You have plenty of options for recording HD video with the S9100-1080 at 30 frames per second and 720 at 30 and 60 fps. (60 frames per second is very rare, other than a dedicated video camera.) You even have the option to create low-resolution (320 by 240) video in slow motion, capturing 240 frames per second. The videos are captured as. MOV that can be uploaded on YouTube and Facebook with ease.

The S9100 allows you to use its enormous zoom while recording video, but when zooming in and out you capture the subtle noise that drives the lens. You can also autofocus while recording, and in my tests, I have not heard any noise while he did. There is a stereo microphone audio, it captured sounds great too. You can play back videos on your HDTV using a cable connection to the S9100 built-in mini-HDMI port. Files can be transferred to your computer via USB port on the camera itself. The camera writes to SD, SDHC, and memory cards SDXC.

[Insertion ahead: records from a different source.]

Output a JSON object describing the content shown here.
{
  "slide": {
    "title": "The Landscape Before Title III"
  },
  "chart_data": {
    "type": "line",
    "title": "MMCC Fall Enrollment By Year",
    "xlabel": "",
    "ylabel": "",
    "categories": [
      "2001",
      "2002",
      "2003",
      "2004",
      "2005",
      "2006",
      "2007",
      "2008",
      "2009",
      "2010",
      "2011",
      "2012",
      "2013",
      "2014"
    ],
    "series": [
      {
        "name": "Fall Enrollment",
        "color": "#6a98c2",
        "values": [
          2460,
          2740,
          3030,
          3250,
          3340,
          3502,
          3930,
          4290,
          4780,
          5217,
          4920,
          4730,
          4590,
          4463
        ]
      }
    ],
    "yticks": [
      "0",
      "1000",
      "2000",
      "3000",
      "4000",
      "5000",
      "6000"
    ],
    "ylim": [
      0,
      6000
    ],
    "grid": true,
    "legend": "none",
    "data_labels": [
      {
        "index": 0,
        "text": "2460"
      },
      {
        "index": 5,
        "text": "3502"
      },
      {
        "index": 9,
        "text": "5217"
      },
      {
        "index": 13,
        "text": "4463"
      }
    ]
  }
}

The Nikon Coolpix S9100 is a top choice for a superzoom compact camera. The shooter $ 330 provides one of the largest optical zoom lens that can be found in a compact camera with excellent picture quality, nice video capture options and a great LCD at a fair price. Despite an integrated GPS as well as being an asset, the S9100 is still easily earns our Editors' Choice.